Das Gericht stellte fest, dass der Schulausschluss den verfahrensrechtlichen Anforderungen genügt. Nach sächsischem Schulrecht (§ 39 Abs. 5 Satz 2 SächsSchulG) muss der Schulleiter vor einer solch weitreichenden Entscheidung die Klassenkonferenz anhören. Diese Anhörung fand hier statt. Die Richter stellten klar, dass der Zweck der Vorschrift, der Klassenkonferenz die Möglichkeit zur Äußerung zu geben, nicht dadurch unterlaufen wird, dass der Schulleiter in der Einberufung bereits das Ergebnis seiner Überlegungen (das heißt die beabsichtigte Maßnahme) mitteilt. Dies versetzt die Klassenkonferenz vielmehr in die Lage, umfassend Stellung zu nehmen. Eventuelle Mängel bei der Anhörung von Schülerinnen und Schüler sowie Eltern sind zudem grundsätzlich heilbar (§ 45 Abs. 1 Nr. 3 VwVfG).

2. Interessenabwägung und Wiederholungsgefahr

Ob die materiell-rechtlichen Voraussetzungen für den Schulausschluss aufgrund des ursprünglichen Vorfalls abschließend gegeben sind (pädagogisches Ermessen), ließ das Gericht wegen der Eilbedürftigkeit des Verfahrens offen.

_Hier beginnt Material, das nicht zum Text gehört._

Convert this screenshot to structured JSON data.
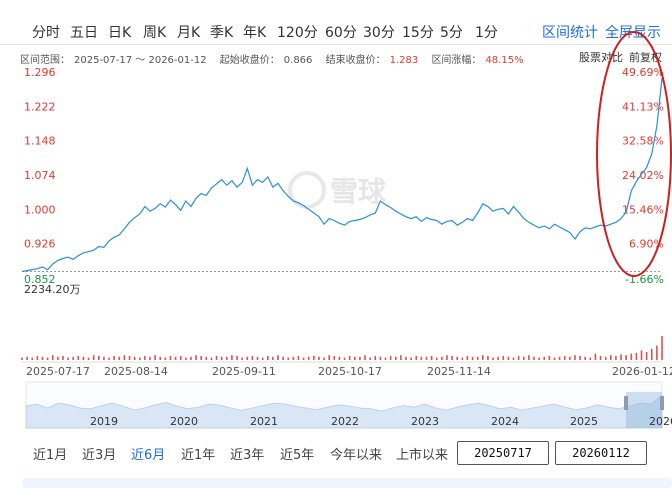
{
  "tabs": [
    "分时",
    "五日",
    "日K",
    "周K",
    "月K",
    "季K",
    "年K",
    "120分",
    "60分",
    "30分",
    "15分",
    "5分",
    "1分"
  ],
  "links": {
    "interval_stats": "区间统计",
    "fullscreen": "全屏显示"
  },
  "range_info": {
    "range_label": "区间范围：",
    "range_value": "2025-07-17 ～ 2026-01-12",
    "start_label": "起始收盘价：",
    "start_value": "0.866",
    "end_label": "结束收盘价：",
    "end_value": "1.283",
    "change_label": "区间涨幅：",
    "change_value": "48.15%"
  },
  "compare_label": "股票对比",
  "adjust_label": "前复权",
  "watermark": "雪球",
  "volume_label": "2234.20万",
  "colors": {
    "line": "#2a8fd8",
    "red": "#e23a2e",
    "green": "#1a9a3c",
    "accent": "#1d6fe0",
    "annotation": "#cc1f1f"
  },
  "chart_data": {
    "type": "line",
    "title": "",
    "x_start": "2025-07-17",
    "x_end": "2026-01-12",
    "x_tick_labels": [
      "2025-07-17",
      "2025-08-14",
      "2025-09-11",
      "2025-10-17",
      "2025-11-14",
      "2026-01-12"
    ],
    "left_axis_labels": [
      "1.296",
      "1.222",
      "1.148",
      "1.074",
      "1.000",
      "0.926",
      "0.852"
    ],
    "right_axis_labels": [
      "49.69%",
      "41.13%",
      "32.58%",
      "24.02%",
      "15.46%",
      "6.90%",
      "-1.66%"
    ],
    "ylim": [
      0.852,
      1.296
    ],
    "series": [
      {
        "values": [
          0.866,
          0.868,
          0.87,
          0.872,
          0.876,
          0.87,
          0.882,
          0.89,
          0.894,
          0.897,
          0.892,
          0.9,
          0.906,
          0.909,
          0.912,
          0.92,
          0.918,
          0.932,
          0.94,
          0.945,
          0.958,
          0.972,
          0.982,
          0.99,
          1.006,
          0.996,
          1.002,
          1.012,
          1.005,
          1.02,
          1.01,
          0.998,
          1.018,
          1.006,
          1.024,
          1.034,
          1.03,
          1.046,
          1.055,
          1.064,
          1.052,
          1.062,
          1.048,
          1.058,
          1.088,
          1.052,
          1.064,
          1.058,
          1.07,
          1.048,
          1.056,
          1.04,
          1.028,
          1.018,
          1.014,
          1.008,
          1.0,
          0.992,
          0.984,
          0.968,
          0.98,
          0.976,
          0.97,
          0.966,
          0.974,
          0.976,
          0.978,
          0.982,
          0.988,
          0.992,
          1.018,
          1.01,
          1.004,
          0.996,
          0.99,
          0.984,
          0.98,
          0.984,
          0.974,
          0.982,
          0.978,
          0.976,
          0.968,
          0.974,
          0.976,
          0.966,
          0.972,
          0.98,
          0.976,
          0.992,
          1.012,
          1.006,
          0.996,
          1.0,
          1.002,
          0.99,
          1.006,
          0.994,
          0.98,
          0.972,
          0.966,
          0.96,
          0.964,
          0.958,
          0.968,
          0.962,
          0.956,
          0.95,
          0.936,
          0.952,
          0.96,
          0.958,
          0.962,
          0.966,
          0.964,
          0.968,
          0.972,
          0.98,
          0.994,
          1.04,
          1.06,
          1.076,
          1.09,
          1.12,
          1.18,
          1.283
        ]
      },
      {
        "name": "volume",
        "values": [
          3,
          4,
          3,
          5,
          4,
          3,
          6,
          4,
          5,
          3,
          4,
          5,
          4,
          3,
          6,
          5,
          4,
          3,
          5,
          4,
          6,
          5,
          4,
          3,
          5,
          4,
          6,
          4,
          3,
          5,
          4,
          5,
          3,
          4,
          6,
          5,
          4,
          3,
          5,
          4,
          4,
          6,
          5,
          3,
          4,
          5,
          4,
          3,
          5,
          4,
          6,
          4,
          3,
          4,
          5,
          3,
          4,
          5,
          4,
          3,
          6,
          5,
          4,
          3,
          5,
          4,
          4,
          6,
          3,
          5,
          4,
          3,
          5,
          4,
          6,
          4,
          3,
          5,
          4,
          4,
          5,
          3,
          4,
          6,
          5,
          4,
          3,
          5,
          4,
          4,
          6,
          5,
          3,
          4,
          5,
          4,
          3,
          5,
          4,
          6,
          4,
          3,
          4,
          5,
          3,
          4,
          5,
          4,
          6,
          5,
          4,
          3,
          8,
          5,
          4,
          6,
          5,
          7,
          6,
          8,
          9,
          12,
          10,
          14,
          18,
          30
        ]
      }
    ],
    "navigator_years": [
      "2019",
      "2020",
      "2021",
      "2022",
      "2023",
      "2024",
      "2025",
      "2026"
    ]
  },
  "range_buttons": [
    "近1月",
    "近3月",
    "近6月",
    "近1年",
    "近3年",
    "近5年",
    "今年以来",
    "上市以来"
  ],
  "range_active": "近6月",
  "date_from": "20250717",
  "date_to": "20260112"
}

Entscheidend für die Ablehnung des Antrags war die Interessenabwägung unter Berücksichtigung der neuen Tatsachen.

3. Öffentliches Interesse

Das Gericht sah das öffentliche Interesse an einem ordnungsgemäßen Schulbetrieb und am Schutz der Mitschülerinnen, Mitschüler und Lehrer als überwiegend an.

4. Wiederholtes Fehlverhalten

Insbesondere das unmittelbar nach der Rückkehr erfolgte, erneute schwere Fehlverhalten (Verletzung von Persönlichkeitsrechten durch Foto auf Snapchat, Beleidigungen) belege eine Uneinsichtigkeit des Schülers und die Gefährdung des Schulfriedens.

5. Alternative

Das Gericht berücksichtigte, dass dem Schüler die Aufnahme an einer anderen Schule in Aussicht gestellt wurde, was ihm einen unbelasteten Neuanfang ermöglicht.

Was bedeutet das für Schulen?

Für Schulleitungen und Lehrkräfte macht das Urteil deutlich:

  • Ordnungsmaßnahmen müssen gut dokumentiert und verhältnismäßig sein.
  • Die Beteiligung der Klassenkonferenz dient der Anhörung, nicht aber einer verbindlichen Entscheidung.
  • Gerichte greifen nur ein, wenn Verfahrensfehler vorliegen oder das Ermessen grob fehlerhaft ausgeübt wird.

Damit unterstreicht das Oberverwaltungsgericht: Schulen haben rechtlich Rückhalt, wenn sie in gravierenden Fällen zum Schutz der Schulgemeinschaft konsequent handeln.